Diante desta conjuntura, ganhou importância uma avaliação prévia do impacto sobre os países decorrente das medidas de mitigação a serem implementadas pela IMO a partir do ano de 2027, de forma que sejam privilegiadas as medidas que impliquem nas maiores reduções de emissões aliadas aos menores impactos sobre a população mundial.
Outro aspecto que se tornou relevante foi o denominado de food security, pois algumas rotas que transportem alimentos ou seus insumos podem ser desproporcionalmente prejudicadas em termos de custos e trazer sérias consequências para a alimentação das populações dos portos de destino.
A sessão 83 do MEPC, agendada para o início de abril de 2025, será decisiva para que todos os aspectos das medidas voltadas à consecução das metas da estratégia da IMO sejam aprovados e adotados antes do fim daquele ano de forma a poder entrar em vigor no ano de 2027.
A delegação brasileira vem empenhando um importante papel no sentido de contribuir para que o conteúdo das providências necessárias à descarbonização do setor marítimo internacional seja suficiente para o atingimento das metas e constitua o menor prejuízo para os países.
Levou também para os debates a nossa expertise na produção, distribuição e regulação dos biocombustíveis que deverá integrar o portifólio de energia sustentável, implicando em pouco retrofit da frota hoje em operação, o que contribui para minimizar os elevados custos que o setor deverá pagar para conseguir a sua descarbonização.

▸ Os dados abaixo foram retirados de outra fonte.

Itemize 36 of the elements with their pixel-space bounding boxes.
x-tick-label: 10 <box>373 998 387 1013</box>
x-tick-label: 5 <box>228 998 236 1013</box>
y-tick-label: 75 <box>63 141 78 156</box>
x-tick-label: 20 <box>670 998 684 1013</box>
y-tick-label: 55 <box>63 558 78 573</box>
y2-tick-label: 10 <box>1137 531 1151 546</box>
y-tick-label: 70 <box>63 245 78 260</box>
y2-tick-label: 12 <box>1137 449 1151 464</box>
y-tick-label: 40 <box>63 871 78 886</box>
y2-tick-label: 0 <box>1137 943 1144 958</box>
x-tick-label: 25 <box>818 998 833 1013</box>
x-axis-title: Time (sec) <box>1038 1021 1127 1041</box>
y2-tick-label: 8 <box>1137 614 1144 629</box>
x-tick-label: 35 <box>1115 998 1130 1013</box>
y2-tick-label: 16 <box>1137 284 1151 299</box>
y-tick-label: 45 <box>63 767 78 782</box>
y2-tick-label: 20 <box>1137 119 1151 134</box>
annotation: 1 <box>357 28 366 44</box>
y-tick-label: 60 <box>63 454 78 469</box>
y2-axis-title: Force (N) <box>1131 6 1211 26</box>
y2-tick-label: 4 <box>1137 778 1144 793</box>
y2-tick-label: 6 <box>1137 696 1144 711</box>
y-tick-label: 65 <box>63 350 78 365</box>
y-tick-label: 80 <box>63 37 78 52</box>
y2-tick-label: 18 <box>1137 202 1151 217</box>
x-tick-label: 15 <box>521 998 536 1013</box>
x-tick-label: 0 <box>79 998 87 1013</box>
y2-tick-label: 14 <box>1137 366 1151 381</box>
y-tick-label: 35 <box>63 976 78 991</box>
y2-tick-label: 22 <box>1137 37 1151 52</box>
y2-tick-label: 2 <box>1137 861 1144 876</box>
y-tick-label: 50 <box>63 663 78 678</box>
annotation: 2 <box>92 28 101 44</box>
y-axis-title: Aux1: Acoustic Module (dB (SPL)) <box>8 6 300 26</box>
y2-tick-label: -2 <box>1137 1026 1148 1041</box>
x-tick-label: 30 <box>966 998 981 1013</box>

Finalmente, mas não menos importante, é de se destacar o apelo que a IMO faz aos países para que invistam na infraestrutura dos seus portos de forma a não prejudicar a eficiência energética dos navios, por meio de atrasos nas autorizações de entrada e saída de navios, bem como para reduzir os períodos necessários à carga e descarga.
Com todas estas ações, a IMO vem dando um grande exemplo de eficiência nas ações voltadas a reduzir o aquecimento global decorrente das ações humanas e cumpre com louvor a missão a ela atribuída pelo Protocolo de Kyoto.